Depuis plus de 50 ans, la Wildlife Care Association de Sacramento s’engage dans la protection de la faune locale. L’organisation, fondée par un groupe de bénévoles, a considérablement étendu ses activités au fil des décennies, répondant à un besoin croissant de soins pour les animaux sauvages de la région.
L’originalité de cette initiative réside dans le choix du lieu. En 2012, un dôme radar désaffecté, vestige de la base aérienne de McClellan, est devenu le nouveau centre de réhabilitation. « Nous avons transformé cet espace unique en centre de réhabilitation de la faune », explique Paige Fandrei, coordinatrice des communications et de la sensibilisation de la WCA.
L’équipe, bien que réduite, est dévouée à la sauvegarde de la faune locale. Elle accueille une grande variété d’espèces, des oiseaux chanteurs aux rapaces, en passant par les ratons laveurs, les écureuils et les opossums. « Tout ce que vous verriez dans la nature, ce sont des animaux que nous recevrions au centre », précise Sandra Foreman, directrice de la WCA. « Tout animal en détresse, blessé, malade ou orphelin est le type d’animal que nous accueillons ici. »
Le centre repose sur l’engagement de bénévoles et sur la générosité des donateurs. « Avoir ces animaux là-bas est sain pour l’environnement », souligne Sandra Foreman. « Ils font partie de notre communauté. » Les animaux blessés ou abandonnés sont généralement apportés par des membres du public, qui sont invités à les maintenir au chaud, au calme et à l’obscurité en attendant de pouvoir les confier à l’association, sans leur donner à manger ni à boire.

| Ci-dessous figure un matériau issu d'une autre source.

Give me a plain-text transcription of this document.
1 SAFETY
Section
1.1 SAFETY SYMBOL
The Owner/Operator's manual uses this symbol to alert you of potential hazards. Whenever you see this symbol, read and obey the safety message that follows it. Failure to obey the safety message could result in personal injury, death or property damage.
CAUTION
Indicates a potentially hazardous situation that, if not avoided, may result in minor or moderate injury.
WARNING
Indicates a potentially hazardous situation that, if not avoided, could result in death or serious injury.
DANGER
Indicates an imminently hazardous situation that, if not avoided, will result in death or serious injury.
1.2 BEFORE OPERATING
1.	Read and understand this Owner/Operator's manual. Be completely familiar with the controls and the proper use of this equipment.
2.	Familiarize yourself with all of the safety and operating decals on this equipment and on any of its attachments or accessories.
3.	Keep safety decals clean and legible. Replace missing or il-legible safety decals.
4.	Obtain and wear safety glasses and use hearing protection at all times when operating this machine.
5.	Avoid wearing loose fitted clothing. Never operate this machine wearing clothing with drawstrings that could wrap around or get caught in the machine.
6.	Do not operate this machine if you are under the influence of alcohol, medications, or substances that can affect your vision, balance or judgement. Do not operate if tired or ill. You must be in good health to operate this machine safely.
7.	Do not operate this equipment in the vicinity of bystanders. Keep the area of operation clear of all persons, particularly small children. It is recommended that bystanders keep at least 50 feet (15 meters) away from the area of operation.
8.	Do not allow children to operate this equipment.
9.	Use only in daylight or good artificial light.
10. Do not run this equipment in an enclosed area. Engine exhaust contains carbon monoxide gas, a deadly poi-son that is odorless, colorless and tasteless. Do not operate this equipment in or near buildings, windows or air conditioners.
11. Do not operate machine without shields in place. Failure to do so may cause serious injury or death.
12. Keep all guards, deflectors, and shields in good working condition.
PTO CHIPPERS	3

Sandra Foreman se dit fière de faire partie de cette organisation qui ne cesse d’améliorer ses pratiques. « Nous continuons à élever nos normes en matière de soins aux animaux. Nous essayons de donner aux animaux ici les meilleures chances qu’ils ont de retourner dans la nature et je suis vraiment très heureuse et fière d’en faire partie », conclut-elle.